Letizia diceva giustamente che rimandano valore. Io, Adele, Sandra, Patrizia abbiamo comprato degli scaffali per la nostra aula con i soldi nostri e lì teniamo i vasi d'argilla che abbiamo costruito, i pani che abbiamo fatto con i semi di grano schiacciati con la pietra, i fossili che abbiamo raccolto sul monte di Cetona. Io e Patrizia, che è la mia collega in classe, abbiamo fatto di tutto per avere una libreria di casa proprio per mettere tutti i libri che scegliamo, raccogliamo, valutiamo. Ci siamo date da fare per avere dei murales e far sì che i bambini e le bambine pitturassero e lasciassero un segno nella scuola che hanno abitato per cinque anni. Dall'altra parte vedo Sara e Franca Gianoni mi ha dato l'immagine della vicenda di Sara: vetro e cemento. Tutte le scuole di Montepulciano sono state tolte dal centro storico, bellissimo, ricco, stimolante, per essere portate in questo famoso polo scolastico che tra l'altro non ha nemmeno la strada di accesso. Palazzi tutti uguali, pareti vuote, corridoi lunghi, deprimenti che a me come madre mi fanno sentire a disagio. Mia figlia ne è in qualche modo intimorita.

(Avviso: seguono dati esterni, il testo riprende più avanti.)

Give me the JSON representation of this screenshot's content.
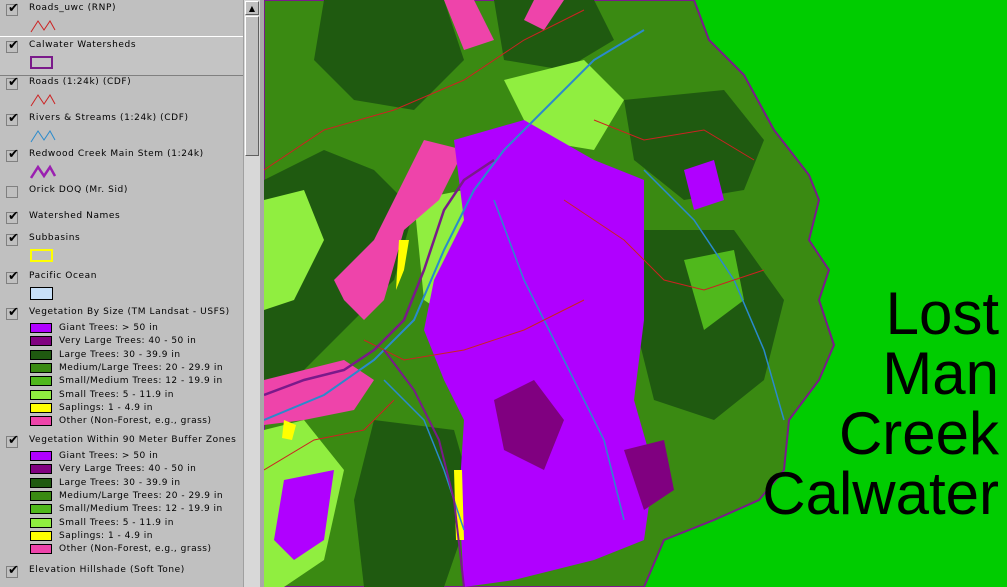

Seconda immagine: il linguaggio. Io ho sempre usato nella scuola elementare si usa il linguaggio che passa attraverso la corporeità: la voce, i silenzi diceva Lorenzoni. Se lo usiamo in una maniera non disciplinata, ma mischiamo, è tutto un linguaggio aperto, un linguaggio materno che, diceva Chiara Zamboni, crea relazioni vive, non le spacca. Sara non è, proprio per suo essere, nel linguaggio disciplinato, non sa starci e vedo che ora sta cercando degli espedienti per viverci, per vivere. Io a scuola cerco con tutta me stessa, ed ha ragione Cristina quando dice che il nostro lavoro ce lo portiamo addosso nella mente e nel tempo libero a casa, cerco continuamente forme esperibili, verificabili, visibili, concrete, autentiche direbbe Silvana, per avviare bambini e bambine a un sapere e ad amare ciò che conoscono trovando il senso di sé attraverso questo amore. Sara ha avuto per questi quattro giorni dieci fogli fotocopiati chissà da dove, perché il libro adottato dallo stesso professore (54.000 lire) non era all'altezza della sua "cultura"; forse li ha addirittura scritti lui. Sono stati consegnati così, senza neanche parlarne, e scritti con un linguaggio aulico, estremamente ricercato, specialistico che costringe però mia figlia, ad ogni parola, ad andare a cercare il significato sul vocabolario. Ecco allora io ho proprio sentito in quel momento, quando stavano parlando, questa distonia tra il mio essere maestra e il mio essere madre e l'esperienza che sta vivendo mia figlia. Io cerco in tutte le maniere di stare bene a scuola e credo anche Cristina dal momento che ieri ha detto: "Ero una bambina triste, ora riesco a ridere", insieme alle mie colleghe cerco di far star bene i miei alunni e le mie alunne e ovviamente voglio stare bene con le mie figlie.
Per quel che riguarda Sara invece, mi trovo a sperare in un'unica cosa, la frase non è mia ma la uso, è di Paola Leopardi, spero proprio che Sara possa uscire dal liceo "senza essersi fatta troppo male".